Со стороны литературных приемов поэма Трифиодооа не особенно оригинальна. Пользуясь обычным твердо установленным языком гомеровского эпоса, Трифиодор, однако, вводит иногда в свою лексику слова современного ему языка, например, для обозначения военных трудов он всегда употребляет вместо слова πόνοι слово μόθοι. Многие сравнения он тоже строит самостоятельно, избегая явного подражания; наиболее удачно сравнение греков, запертых в деревянном коне, с дикими зверями, которых разлившийся горный поток загнал на маленький остров, и они озлобленные, окруженные враждебной стихией, готовятся к последней схватке.

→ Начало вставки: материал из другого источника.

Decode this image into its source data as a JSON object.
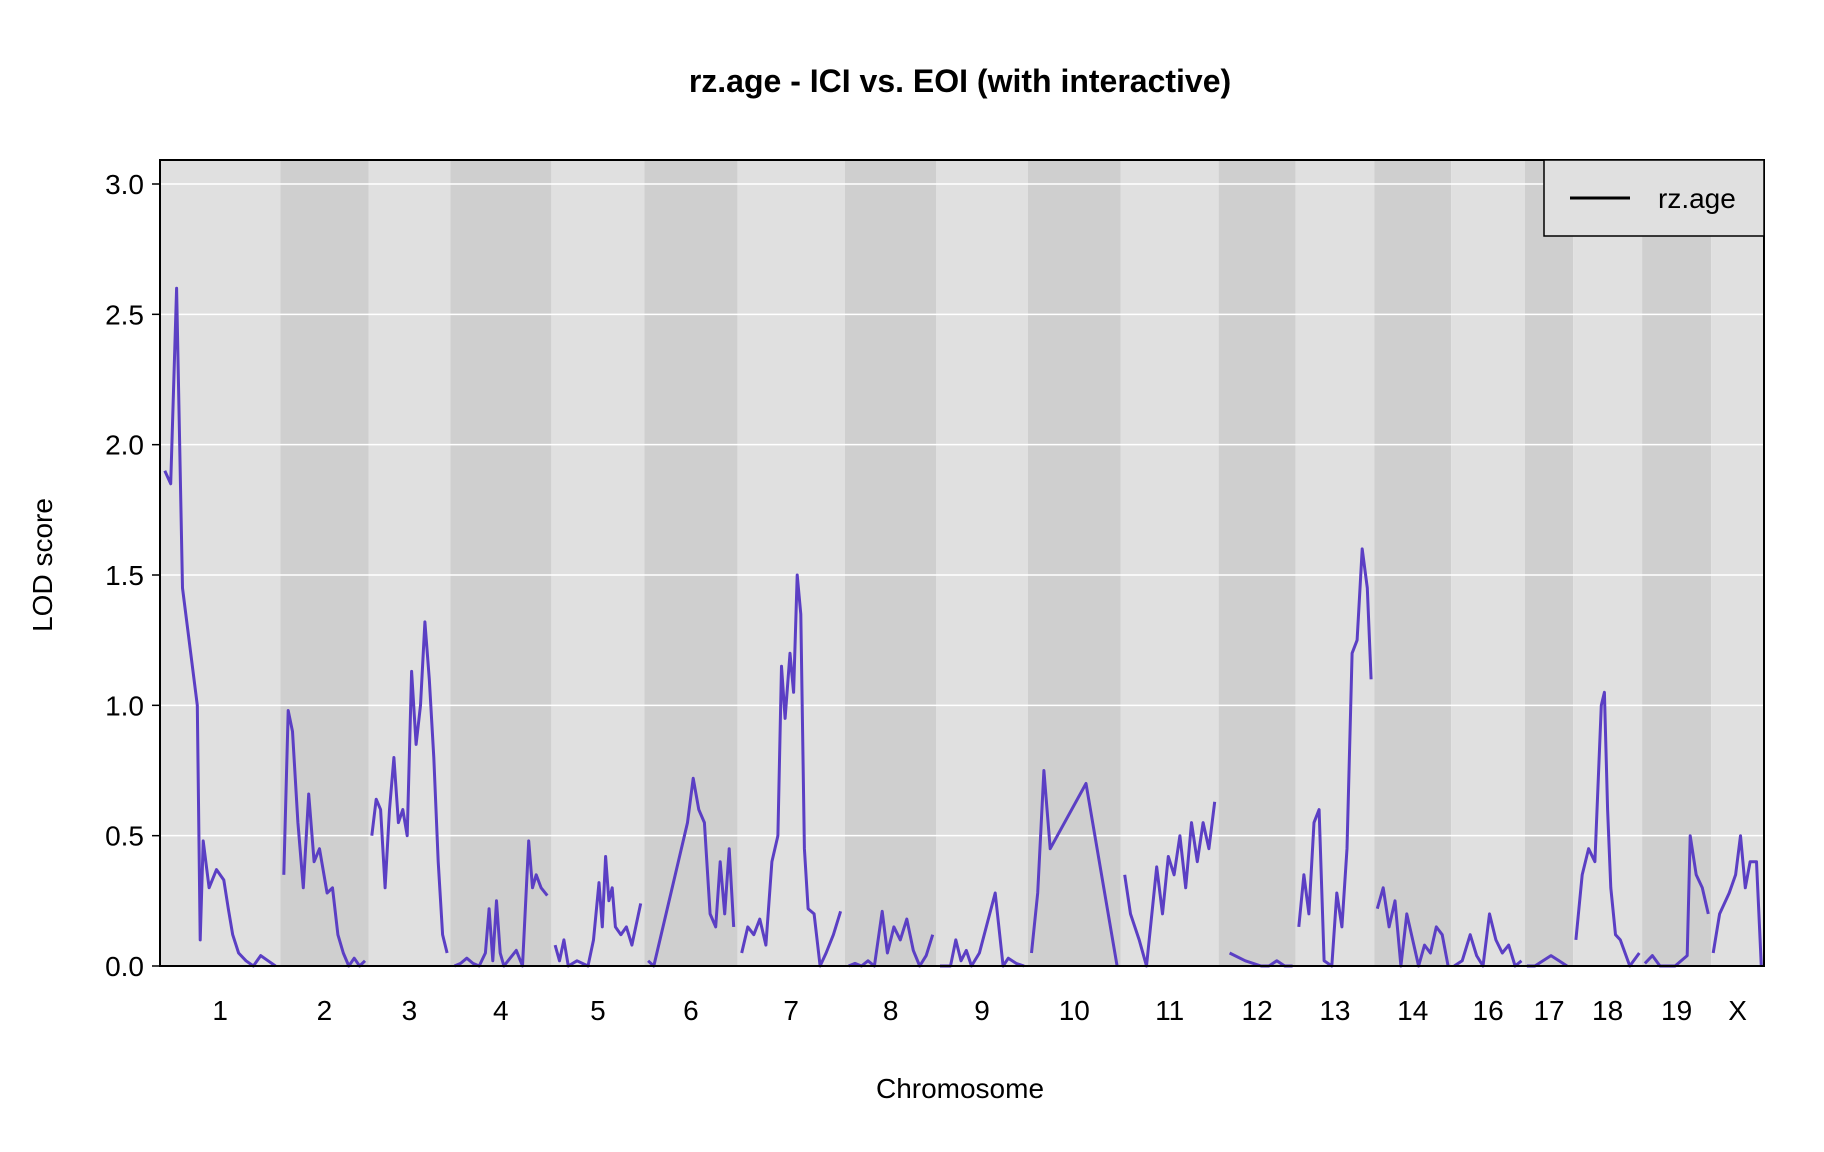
{
  "chart_data": {
    "type": "line",
    "title": "rz.age - ICI vs. EOI (with interactive)",
    "xlabel": "Chromosome",
    "ylabel": "LOD score",
    "ylim": [
      0,
      3.0
    ],
    "yticks": [
      "0.0",
      "0.5",
      "1.0",
      "1.5",
      "2.0",
      "2.5",
      "3.0"
    ],
    "grid": true,
    "legend": {
      "position": "top-right",
      "entries": [
        "rz.age"
      ]
    },
    "colors": {
      "line": "#5b3fc4",
      "band_light": "#e0e0e0",
      "band_dark": "#cfcfcf",
      "grid": "#ffffff",
      "frame": "#000000"
    },
    "chromosomes": [
      {
        "label": "1",
        "range": [
          0.0,
          0.075
        ],
        "lod": [
          [
            0.0,
            1.9
          ],
          [
            0.004,
            1.85
          ],
          [
            0.008,
            2.6
          ],
          [
            0.012,
            1.45
          ],
          [
            0.022,
            1.0
          ],
          [
            0.024,
            0.1
          ],
          [
            0.026,
            0.48
          ],
          [
            0.03,
            0.3
          ],
          [
            0.035,
            0.37
          ],
          [
            0.04,
            0.33
          ],
          [
            0.043,
            0.22
          ],
          [
            0.046,
            0.12
          ],
          [
            0.05,
            0.05
          ],
          [
            0.055,
            0.02
          ],
          [
            0.06,
            0.0
          ],
          [
            0.065,
            0.04
          ],
          [
            0.07,
            0.02
          ],
          [
            0.075,
            0.0
          ]
        ]
      },
      {
        "label": "2",
        "range": [
          0.075,
          0.13
        ],
        "lod": [
          [
            0.0,
            0.35
          ],
          [
            0.004,
            0.98
          ],
          [
            0.008,
            0.9
          ],
          [
            0.013,
            0.55
          ],
          [
            0.018,
            0.3
          ],
          [
            0.023,
            0.66
          ],
          [
            0.028,
            0.4
          ],
          [
            0.033,
            0.45
          ],
          [
            0.04,
            0.28
          ],
          [
            0.045,
            0.3
          ],
          [
            0.05,
            0.12
          ],
          [
            0.055,
            0.05
          ],
          [
            0.06,
            0.0
          ],
          [
            0.065,
            0.03
          ],
          [
            0.07,
            0.0
          ],
          [
            0.075,
            0.02
          ]
        ]
      },
      {
        "label": "3",
        "range": [
          0.13,
          0.181
        ],
        "lod": [
          [
            0.0,
            0.5
          ],
          [
            0.004,
            0.64
          ],
          [
            0.008,
            0.6
          ],
          [
            0.012,
            0.3
          ],
          [
            0.016,
            0.6
          ],
          [
            0.02,
            0.8
          ],
          [
            0.024,
            0.55
          ],
          [
            0.028,
            0.6
          ],
          [
            0.032,
            0.5
          ],
          [
            0.036,
            1.13
          ],
          [
            0.04,
            0.85
          ],
          [
            0.044,
            1.0
          ],
          [
            0.048,
            1.32
          ],
          [
            0.052,
            1.1
          ],
          [
            0.056,
            0.8
          ],
          [
            0.06,
            0.4
          ],
          [
            0.064,
            0.12
          ],
          [
            0.068,
            0.05
          ]
        ]
      },
      {
        "label": "4",
        "range": [
          0.181,
          0.244
        ],
        "lod": [
          [
            0.0,
            0.0
          ],
          [
            0.005,
            0.01
          ],
          [
            0.01,
            0.03
          ],
          [
            0.015,
            0.01
          ],
          [
            0.02,
            0.0
          ],
          [
            0.025,
            0.05
          ],
          [
            0.028,
            0.22
          ],
          [
            0.031,
            0.02
          ],
          [
            0.034,
            0.25
          ],
          [
            0.037,
            0.05
          ],
          [
            0.04,
            0.0
          ],
          [
            0.045,
            0.03
          ],
          [
            0.05,
            0.06
          ],
          [
            0.055,
            0.0
          ],
          [
            0.06,
            0.48
          ],
          [
            0.063,
            0.3
          ],
          [
            0.066,
            0.35
          ],
          [
            0.07,
            0.3
          ],
          [
            0.075,
            0.27
          ]
        ]
      },
      {
        "label": "5",
        "range": [
          0.244,
          0.302
        ],
        "lod": [
          [
            0.0,
            0.08
          ],
          [
            0.004,
            0.02
          ],
          [
            0.008,
            0.1
          ],
          [
            0.012,
            0.0
          ],
          [
            0.02,
            0.02
          ],
          [
            0.03,
            0.0
          ],
          [
            0.035,
            0.1
          ],
          [
            0.04,
            0.32
          ],
          [
            0.043,
            0.15
          ],
          [
            0.046,
            0.42
          ],
          [
            0.049,
            0.25
          ],
          [
            0.052,
            0.3
          ],
          [
            0.055,
            0.15
          ],
          [
            0.06,
            0.12
          ],
          [
            0.065,
            0.15
          ],
          [
            0.07,
            0.08
          ],
          [
            0.078,
            0.24
          ]
        ]
      },
      {
        "label": "6",
        "range": [
          0.302,
          0.36
        ],
        "lod": [
          [
            0.0,
            0.02
          ],
          [
            0.005,
            0.0
          ],
          [
            0.035,
            0.55
          ],
          [
            0.04,
            0.72
          ],
          [
            0.045,
            0.6
          ],
          [
            0.05,
            0.55
          ],
          [
            0.055,
            0.2
          ],
          [
            0.06,
            0.15
          ],
          [
            0.064,
            0.4
          ],
          [
            0.068,
            0.2
          ],
          [
            0.072,
            0.45
          ],
          [
            0.076,
            0.15
          ]
        ]
      },
      {
        "label": "7",
        "range": [
          0.36,
          0.427
        ],
        "lod": [
          [
            0.0,
            0.05
          ],
          [
            0.005,
            0.15
          ],
          [
            0.01,
            0.12
          ],
          [
            0.015,
            0.18
          ],
          [
            0.02,
            0.08
          ],
          [
            0.025,
            0.4
          ],
          [
            0.03,
            0.5
          ],
          [
            0.033,
            1.15
          ],
          [
            0.036,
            0.95
          ],
          [
            0.04,
            1.2
          ],
          [
            0.043,
            1.05
          ],
          [
            0.046,
            1.5
          ],
          [
            0.049,
            1.35
          ],
          [
            0.052,
            0.45
          ],
          [
            0.055,
            0.22
          ],
          [
            0.06,
            0.2
          ],
          [
            0.065,
            0.0
          ],
          [
            0.07,
            0.05
          ],
          [
            0.076,
            0.12
          ],
          [
            0.082,
            0.21
          ]
        ]
      },
      {
        "label": "8",
        "range": [
          0.427,
          0.484
        ],
        "lod": [
          [
            0.0,
            0.0
          ],
          [
            0.005,
            0.01
          ],
          [
            0.01,
            0.0
          ],
          [
            0.015,
            0.02
          ],
          [
            0.02,
            0.0
          ],
          [
            0.026,
            0.21
          ],
          [
            0.03,
            0.05
          ],
          [
            0.035,
            0.15
          ],
          [
            0.04,
            0.1
          ],
          [
            0.045,
            0.18
          ],
          [
            0.05,
            0.06
          ],
          [
            0.055,
            0.0
          ],
          [
            0.06,
            0.04
          ],
          [
            0.065,
            0.12
          ]
        ]
      },
      {
        "label": "9",
        "range": [
          0.484,
          0.541
        ],
        "lod": [
          [
            0.0,
            0.0
          ],
          [
            0.008,
            0.0
          ],
          [
            0.012,
            0.1
          ],
          [
            0.016,
            0.02
          ],
          [
            0.02,
            0.06
          ],
          [
            0.024,
            0.0
          ],
          [
            0.03,
            0.05
          ],
          [
            0.042,
            0.28
          ],
          [
            0.048,
            0.0
          ],
          [
            0.052,
            0.03
          ],
          [
            0.058,
            0.01
          ],
          [
            0.064,
            0.0
          ]
        ]
      },
      {
        "label": "10",
        "range": [
          0.541,
          0.599
        ],
        "lod": [
          [
            0.0,
            0.05
          ],
          [
            0.004,
            0.28
          ],
          [
            0.008,
            0.75
          ],
          [
            0.012,
            0.45
          ],
          [
            0.035,
            0.7
          ],
          [
            0.055,
            0.0
          ]
        ]
      },
      {
        "label": "11",
        "range": [
          0.599,
          0.66
        ],
        "lod": [
          [
            0.0,
            0.35
          ],
          [
            0.004,
            0.2
          ],
          [
            0.01,
            0.1
          ],
          [
            0.015,
            0.0
          ],
          [
            0.022,
            0.38
          ],
          [
            0.026,
            0.2
          ],
          [
            0.03,
            0.42
          ],
          [
            0.034,
            0.35
          ],
          [
            0.038,
            0.5
          ],
          [
            0.042,
            0.3
          ],
          [
            0.046,
            0.55
          ],
          [
            0.05,
            0.4
          ],
          [
            0.054,
            0.55
          ],
          [
            0.058,
            0.45
          ],
          [
            0.062,
            0.63
          ]
        ]
      },
      {
        "label": "12",
        "range": [
          0.66,
          0.708
        ],
        "lod": [
          [
            0.005,
            0.05
          ],
          [
            0.015,
            0.02
          ],
          [
            0.025,
            0.0
          ],
          [
            0.03,
            0.0
          ],
          [
            0.035,
            0.02
          ],
          [
            0.04,
            0.0
          ],
          [
            0.045,
            0.0
          ]
        ]
      },
      {
        "label": "13",
        "range": [
          0.708,
          0.757
        ],
        "lod": [
          [
            0.0,
            0.15
          ],
          [
            0.004,
            0.35
          ],
          [
            0.008,
            0.2
          ],
          [
            0.012,
            0.55
          ],
          [
            0.016,
            0.6
          ],
          [
            0.02,
            0.02
          ],
          [
            0.026,
            0.0
          ],
          [
            0.03,
            0.28
          ],
          [
            0.034,
            0.15
          ],
          [
            0.038,
            0.45
          ],
          [
            0.042,
            1.2
          ],
          [
            0.046,
            1.25
          ],
          [
            0.05,
            1.6
          ],
          [
            0.054,
            1.45
          ],
          [
            0.057,
            1.1
          ]
        ]
      },
      {
        "label": "14",
        "range": [
          0.757,
          0.805
        ],
        "lod": [
          [
            0.0,
            0.22
          ],
          [
            0.004,
            0.3
          ],
          [
            0.008,
            0.15
          ],
          [
            0.012,
            0.25
          ],
          [
            0.016,
            0.0
          ],
          [
            0.02,
            0.2
          ],
          [
            0.024,
            0.1
          ],
          [
            0.028,
            0.0
          ],
          [
            0.032,
            0.08
          ],
          [
            0.036,
            0.05
          ],
          [
            0.04,
            0.15
          ],
          [
            0.044,
            0.12
          ],
          [
            0.048,
            0.0
          ]
        ]
      },
      {
        "label": "16",
        "range": [
          0.805,
          0.851
        ],
        "lod": [
          [
            0.0,
            0.0
          ],
          [
            0.005,
            0.02
          ],
          [
            0.01,
            0.12
          ],
          [
            0.014,
            0.04
          ],
          [
            0.018,
            0.0
          ],
          [
            0.022,
            0.2
          ],
          [
            0.026,
            0.1
          ],
          [
            0.03,
            0.05
          ],
          [
            0.034,
            0.08
          ],
          [
            0.038,
            0.0
          ],
          [
            0.042,
            0.02
          ]
        ]
      },
      {
        "label": "17",
        "range": [
          0.851,
          0.881
        ],
        "lod": [
          [
            0.0,
            0.0
          ],
          [
            0.005,
            0.0
          ],
          [
            0.01,
            0.02
          ],
          [
            0.015,
            0.04
          ],
          [
            0.02,
            0.02
          ],
          [
            0.025,
            0.0
          ]
        ]
      },
      {
        "label": "18",
        "range": [
          0.881,
          0.924
        ],
        "lod": [
          [
            0.0,
            0.1
          ],
          [
            0.004,
            0.35
          ],
          [
            0.008,
            0.45
          ],
          [
            0.012,
            0.4
          ],
          [
            0.016,
            1.0
          ],
          [
            0.018,
            1.05
          ],
          [
            0.02,
            0.6
          ],
          [
            0.022,
            0.3
          ],
          [
            0.025,
            0.12
          ],
          [
            0.028,
            0.1
          ],
          [
            0.034,
            0.0
          ],
          [
            0.04,
            0.05
          ]
        ]
      },
      {
        "label": "19",
        "range": [
          0.924,
          0.967
        ],
        "lod": [
          [
            0.0,
            0.01
          ],
          [
            0.005,
            0.04
          ],
          [
            0.01,
            0.0
          ],
          [
            0.02,
            0.0
          ],
          [
            0.028,
            0.04
          ],
          [
            0.03,
            0.5
          ],
          [
            0.034,
            0.35
          ],
          [
            0.038,
            0.3
          ],
          [
            0.042,
            0.2
          ]
        ]
      },
      {
        "label": "X",
        "range": [
          0.967,
          1.0
        ],
        "lod": [
          [
            0.0,
            0.05
          ],
          [
            0.004,
            0.2
          ],
          [
            0.01,
            0.28
          ],
          [
            0.014,
            0.35
          ],
          [
            0.017,
            0.5
          ],
          [
            0.02,
            0.3
          ],
          [
            0.023,
            0.4
          ],
          [
            0.027,
            0.4
          ],
          [
            0.03,
            0.0
          ]
        ]
      }
    ]
  }
}
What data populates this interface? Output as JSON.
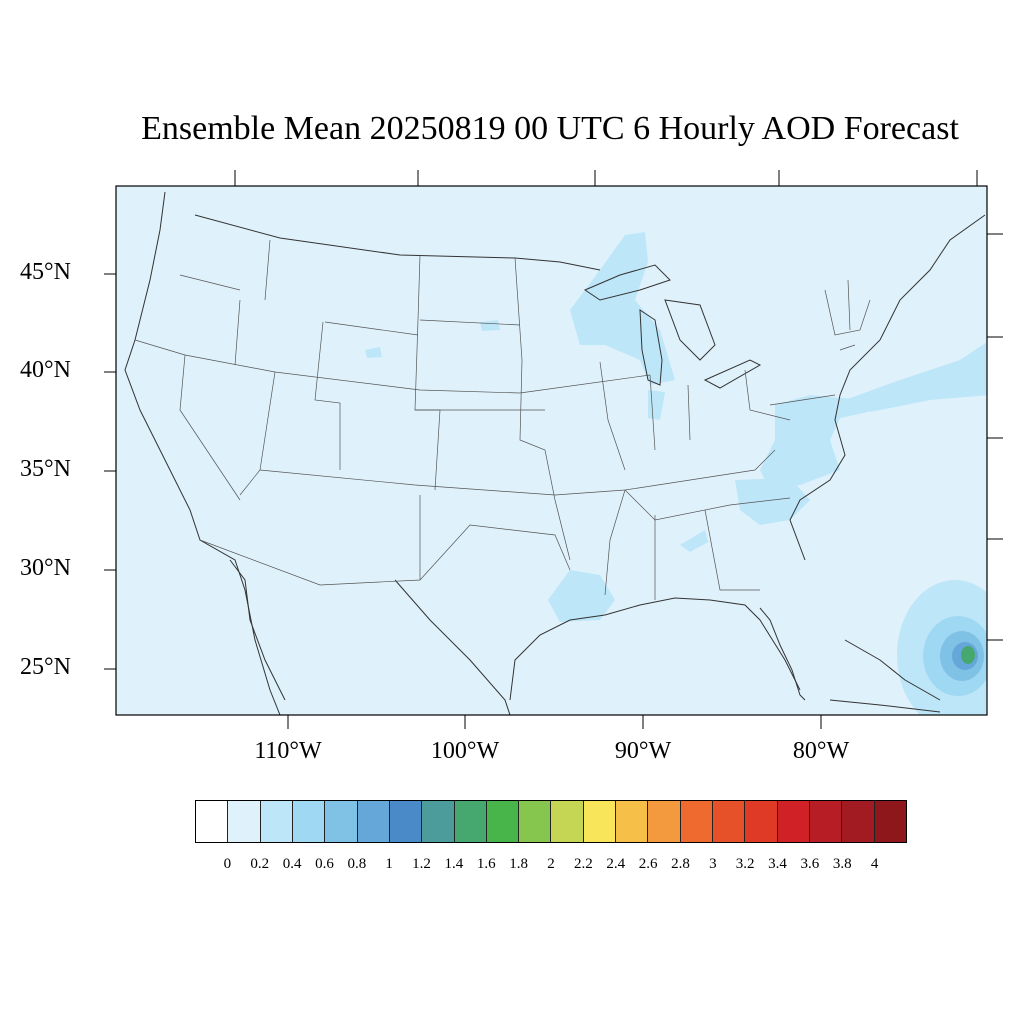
{
  "title": "Ensemble Mean 20250819 00 UTC 6 Hourly AOD Forecast",
  "map": {
    "lat_labels": [
      "45°N",
      "40°N",
      "35°N",
      "30°N",
      "25°N"
    ],
    "lon_labels": [
      "110°W",
      "100°W",
      "90°W",
      "80°W"
    ],
    "background_color": "#dff1fb",
    "land_line_color": "#333333"
  },
  "colorbar": {
    "levels": [
      "0",
      "0.2",
      "0.4",
      "0.6",
      "0.8",
      "1",
      "1.2",
      "1.4",
      "1.6",
      "1.8",
      "2",
      "2.2",
      "2.4",
      "2.6",
      "2.8",
      "3",
      "3.2",
      "3.4",
      "3.6",
      "3.8",
      "4"
    ],
    "colors": [
      "#ffffff",
      "#dff1fb",
      "#bde6f8",
      "#9fd8f3",
      "#80c1e6",
      "#66a7da",
      "#4b8ac8",
      "#4b9c9a",
      "#46a86f",
      "#48b54b",
      "#86c54e",
      "#c4d653",
      "#f8e55a",
      "#f6c048",
      "#f39a3f",
      "#ee6a2f",
      "#e75129",
      "#de3a26",
      "#d02126",
      "#b71d24",
      "#a21b22",
      "#8e171b"
    ]
  }
}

В свою небольшую по объему поэму Трифиодор вводит один из распространенных эпических приемов - длинное описание предмета художественного ремесла. Он рассказывает, как мастер Эпей под руководством Афины построил чудо красоты - коня, и рисует при этом интересную картину техники обработки драгоценных камней. Вообще все это описание носиг вполне реальный характер:
Шею коня он поднял над выпуклой грудью и бросил
Золота яркий отлив на пышную рыжую гриву.
Хлынули волны густые с крутой изогнутой шеи,
Вздыбилась чолка над лбом, скрепленная тонкою цепью.
После он вставил глаза - два круга камней драгоценных.
Взял он берилл голубой, аметиста кристалл красноватый,
Все это вместе смешал, и блеском двойным, разноцветным
Ярко сверкнули глаза - отливом и синим, и алым.
Вставил в оскал челюстей блестящие белые зубы,
Будто готовые грызть сплетенную крепко уздечку.
(65-74)
Не был тот конь неподкован: легко поднимал он копыта;
Были покрыты они черепаховым панцирем ярким,
Чуть лишь касаясь земли могучею медной подковой.
(87-74)
Все эти три мифографические поэмы поэтов-эпигонов - Квинта, Коллуфа и Трифиодора - могут представить значительный интерес для исследований как мифологических, так и литературных.


[1] Т. е. в коне.
[2] Деифоб — третий муж Елены, брат Париса, который взял ее в жены после смерти Париса.